Coding Standards Improve Safety and Security
The goal of software coding standards is to instill proven programming practices that lead to safe, reliable, testable, and maintainable code. Typically, this means avoiding known unsafe coding practices, or code that can cause unpredictable behavior. This becomes critical in programming languages like C and C++ where the potential to write insecure or unsafe code is high.
However, I think the industry has lost its way with these programming standards. In the last decade, the tools (such as static analysis tools) have shifted from detecting potentially problematic code that’s unsafe or a known language weakness into a focus on looking for defects as a form of early testing, also known as shifting left.
Although looking for defects is important, building sound software is a more productive activity. What we should be doing is building and enforcing standards to avoid the situation where defects are introduced in the first place—shifting even farther left.
To back this up, consider the research done by the Software Engineering Institute (SEI). SEI found, unsurprisingly, that security and reliability go hand-in-hand and that security of software can be predicted by the number and types of quality defects found. In addition, critical defects are often coding mistakes that can be prevented through inspections and tools such as static analysis.
Role of Static Analysis
Research shows that inadequate defect removal is the main cause of poor-quality software. Programmers are about 35 percent efficient in finding defects in their own software. Later in the development cycle, the most defects we can hope to remove after all the design reviews, peer reviews, unit tests, and functional tests, is about 75 percent.
Static analysis, when used properly in a preventative mode, can increase defect removal to about 85 percent. However, the focus of static analysis usage for most organizations today is on detection and the quick fix.

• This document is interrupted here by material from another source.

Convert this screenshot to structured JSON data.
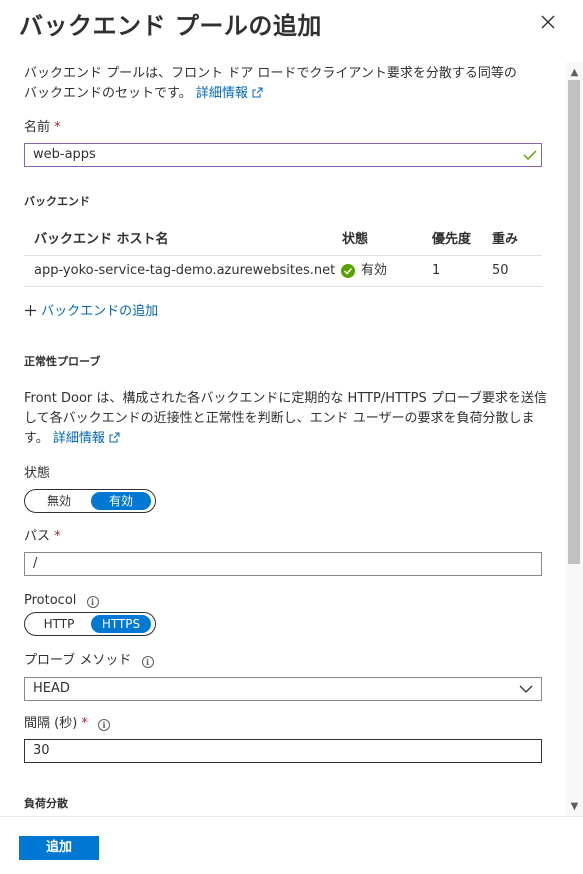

Further benefits are possible when static analysis tools are used to prevent known poor programming practices and language features in the first place. This is where coding standards come into play as guidelines and programming language subsets that prevent common defects like buffer overflows or missing initialization from being written into code.
An Ounce of Prevention
Consider an example where during testing a rather complex buffer overflow error is detected, perhaps with a dynamic application security tool (DAST). This is a stroke of luck since your testing just happened to execute the code path that contains the error. Once detected and debugged, it needs to be retested. Static analysis, using flow analysis, might have also found this error, but it depends on the complexity of the application.
Runtime error detection is precise, but it only checks the lines of code that you execute. So, it’s only as good as your test code coverage. Consider if a coding standard had prohibited the code that enabled this error in the first place.
Coding standards like MISRA C don’t describe how to detect uninitialized memory, for example, but rather guide programmers to write code that won’t lead to such an error in the first place.
Take for example, civil engineering and building bridges. We wouldn’t take the approach of building a bridge and then test it by driving bigger and bigger trucks over it until it collapsed, measure the weight of last successful truck, and build it again to withstand that new weight. This approach would be foolish, yet it’s not unlike the way we approach software development.
Once a software team adopts a coding standard and static analysis is applied properly, they can detect errors early and prevent them. In other words, instead of finding a defect early, which is good, the team is changing the way they write code, which is better!